Description
As the maintainer of <model-viewer>
, I'm humbled to have Apple referencing it in a web standards proposal. I've had a number of conversations now in various standards bodies about the <model>
proposal, as well as various internal conversations at Google about whether we should propose something similar in Chrome going back at least three years. I figured I should summarize those conversations here publicly to stimulate further discussion.
As much as it would have been good for my career to push <model-viewer>
into Chrome and the standards process, I have instead argued against it because I think would hinder innovation in what is currently a rapidly-evolving field. I'll list out some pros and cons below of standardizing a <model>
element vs. using a JS library like <model-viewer>
, SketchFab, babylon.js, etc. Please add comments with any pros and cons I've missed, as well as discussion of those mentioned.

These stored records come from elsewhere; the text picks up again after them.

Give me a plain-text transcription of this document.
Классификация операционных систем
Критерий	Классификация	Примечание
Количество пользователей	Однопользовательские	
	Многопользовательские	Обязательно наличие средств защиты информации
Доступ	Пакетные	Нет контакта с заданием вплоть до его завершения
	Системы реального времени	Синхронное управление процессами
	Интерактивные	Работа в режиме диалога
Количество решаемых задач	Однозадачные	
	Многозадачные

Pro: I'm just going to quote the only pro given in the explainer:
Do not add a new element. Pass enough data to WebGL to render accurately
As noted above, this would require any site that wants to use an AR experience to request and have the user trust that site enough to allow them access to the camera stream as well as other information. A new element allows this use case without requiring the user to make that decision.
First, this is largely false. AR within the browser today is accomplished via the WebXR standard (which iOS Safari has not implemented) and it was explicitly developed with privacy in mind. WebXR in fact works without giving the website access to the camera feed, hence the distinction between the XR permission and the camera permission. It does give access to the camera pose in order make canvas rendering possible, but all of this has gone through numerous rounds of privacy and security review. Even the precision of available data is capped to limit fingerprinting.
Con: Device/browser compatibility & consistency.
The various JS libraries for 3D give uniform rendering and universal support for the file formats and extensions of their choice across devices and browsers today (including Safari). And when they implement a new extension, it is available on all browsers simultaneously. The only exception is AR QuickLook on iOS, which has neither the format support, nor the customizability, to achieve rendering consistency, which is constantly noticed by our users. First, <model>
appears excited to follow the debacle of the <audio>
tag regarding format support across browsers. However, even if a format was agreed upon, I would love to hear the plan for keeping extension support and rendering quality consistent across browsers over time. This is a rapidly-evolving field; Khronos has been releasing several new PBR extension per year for some time, and that looks unlikely to slow. There is more competition between JS libraries than between browsers because the cost of switching is so much lower; the last thing we want to do is hand an innovative field over to a duopoly.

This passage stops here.